Hogan: Act on crime and corruption
More reforms needed for Baltimore police, street violence, governor says
Maryland Gov. Larry Hogan said Monday that more investigation is needed to root out Baltimore police corruption, and stressed that other reforms being considered in the General Assembly are needed to fix a larger “mess” in the city’s criminal justice system.
“It’s a tragic case,” Hogan said of revelations that officers in the Baltimore police force’s Gun Trace Task Force were acting as robbers and drug dealers. “We need to get to the bottom of all this wrongdoing and corruption in the police department.”
But Hogan, speaking during a news conference in Annapolis on Monday, did not endorse a proposal by Sen. Bill Ferguson to create a special commission to investigate further allegations that arose during the trial of two officers on the squad. Testimony during the trial suggested more officers might have been complicit.

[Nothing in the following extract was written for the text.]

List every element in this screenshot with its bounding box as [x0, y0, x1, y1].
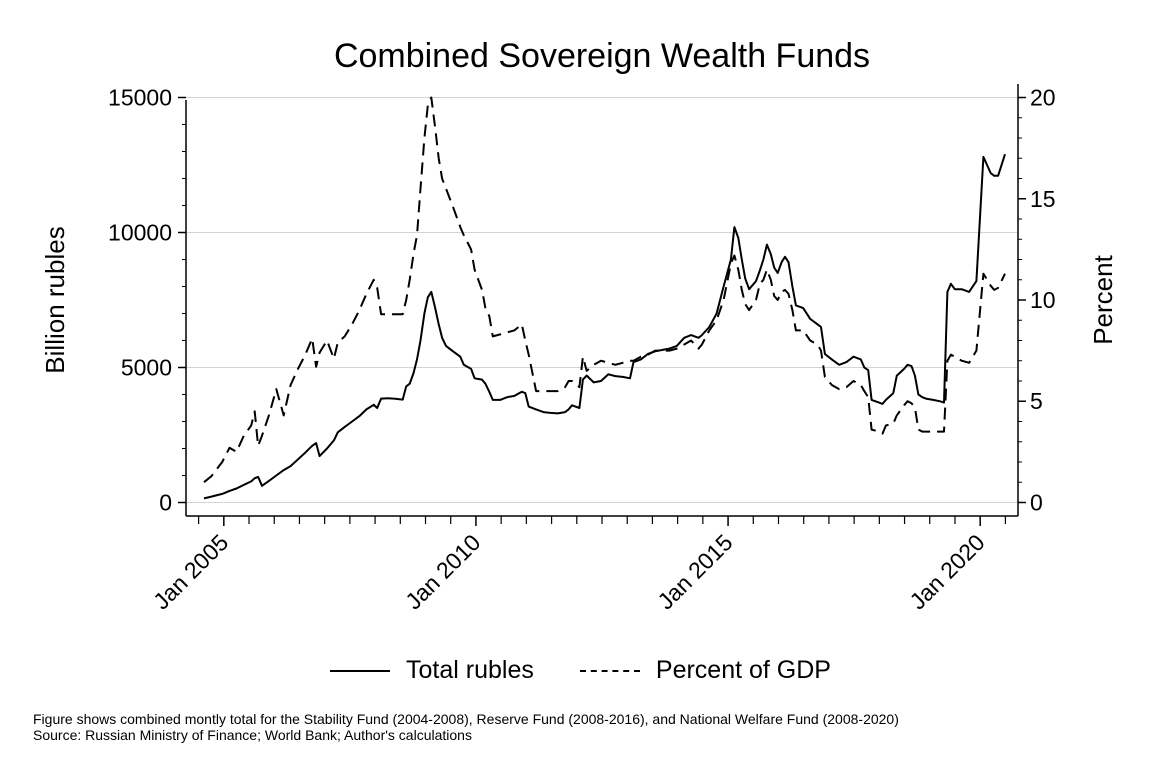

Ferguson, a Baltimore Democrat, attached the measure to a bill that would subject the Baltimore Police Department to state legislative audits.
Mayor Catherine E. Pugh has opposed it. The mayor said a state investigation is not needed because the department already operates under a federal consent decree and Commissioner Darryl De Sousa is setting up his own independent commission.
The commission Ferguson’s bill calls for would explore how high corruption in the Baltimore Police Department may have gone and whether anyone might have turned a blind eye to the officers’ actions. The panel would be expected to produce a preliminary report by the end of 2018 and a final report at the end of 2019.
It would have the ability to call witnesses to testify and the power to compel production of written and electronic records and other documents.
“This bill is still being amended and we look forward to seeing it in its final form,” a Hogan spokeswoman, Shareese Churchill, said.
The case against the Gun Trace Task Force is among the worst corruption scandals ever to hit Baltimore’s police department. Six officers pleaded guilty to various federal crimes, including racketeering and robbery, some helping federal prosecutors secure guilty verdicts against the two officers who went to trial.
The commission would be tasked with going beyond the scope of the federal case, looking into which supervisors knew what and when they knew it. It would investigate “oversight and supervision of the GTTFand its members by the Baltimore City Police Department, including but not limited to direct and indirect supervision and internal affairs complaints or investigations” and “any knowledge that the Baltimore City Police Department (or any employee thereof ) possessed about the actions or inactions of the GTTF,” according to the bill.
Separately, Hogan urged the House of Delegates on Monday to pass a crime bill already approved by the state Senate.
“We cannot afford to stand by while people are being shot and killed on our streets,” Hogan said.
The House is scheduled to hear the crime bill today. The General Assembly’s 90-day session ends April 9.